Ces dernières années les technologies numériques ont bouleversé notre rapport au temps et à l’espace, notamment par leurs aspects ubiquitaires : omniprésentes, intégrées dans les objets qui nous entourent et dans nos pratiques quotidiennes, elles contribuent à faire vivre un territoire et sont au coeur des services que celui-ci propose aux usagers. Notre rapport à l’espace est en pleine mutation, avec un monde réel qui s’hybride avec le monde virtuel pour enrichir notre quotidien tout en le rendant plus complexe. Dans le même temps, ces technologies ont considérablement enrichi les formes de dialogues et d’interactions et amènent de nouvelles formes de sociabilité ainsi que des opportunités de produire de manière collaborative les services dont nous avons besoin.

La rupture amenée par le Web social et par les technologies numériques est avant tout une rupture liée aux usages : nouvelles manières de faire et d’interagir, nouveaux modèles d’affaires ou nouveaux modes d’organisation pour ne citer que ceux-là. Ce changement de paradigme nous renvoie à un monde en perpétuelle évolution où les approches traditionnelles ont dû céder la place à un mode d’expérimentation et de prototypage permanent, la plupart du temps centré sur les usages des technologies plutôt que sur les technologies elles-mêmes.

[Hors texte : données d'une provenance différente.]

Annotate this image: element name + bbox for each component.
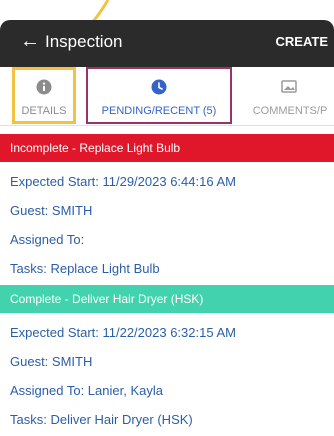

Dans ce monde en train de se réinventer, l’administration genevoise doit trouver sa place et apprivoiser ces technologies et les usages qui vont avec afin d’apporter des réponses à des questions déterminantes pour l’évolution de notre région :

  • la question du vivre ensemble : quelle forme de sociabilité veut-t-on à créer dans notre canton ? Voulons-nous favoriser de nouveaux modes d’interaction tels que l’autonomisation et le bien-être individuel, l’entraide et les usages collaboratifs ou l’égalité et la solidarité collective ?
  • la question des rapports entre l’administration et les citoyens : comment bâtir la confiance nécessaire à la gouvernance du canton ? Comment construire des rapports collaboratifs et participatifs ?
  • la question de la gestion du risque : veut-on viser un risque zéro en appliquant le principe de précaution lors de la prise de chaque décision ? Désire-t-on répondre aux demandes croissantes de sécurité par l’organisation et le contrôle, par l’expérimentation et l’innovation, par l’assurance et la légalisation ou par la confiance et la coopération ?

Nous devons porter aujourd’hui un regard « numérique » sur ces questions. Même si les tendances à l’oeuvre sont planétaires, même si les révolutions sont déjà enclenchées, nous avons encore au niveau local des choix à faire et des postures à affirmer dans ce domaine.

Ce rapport apporte quelques éléments de réponse dans ce domaine.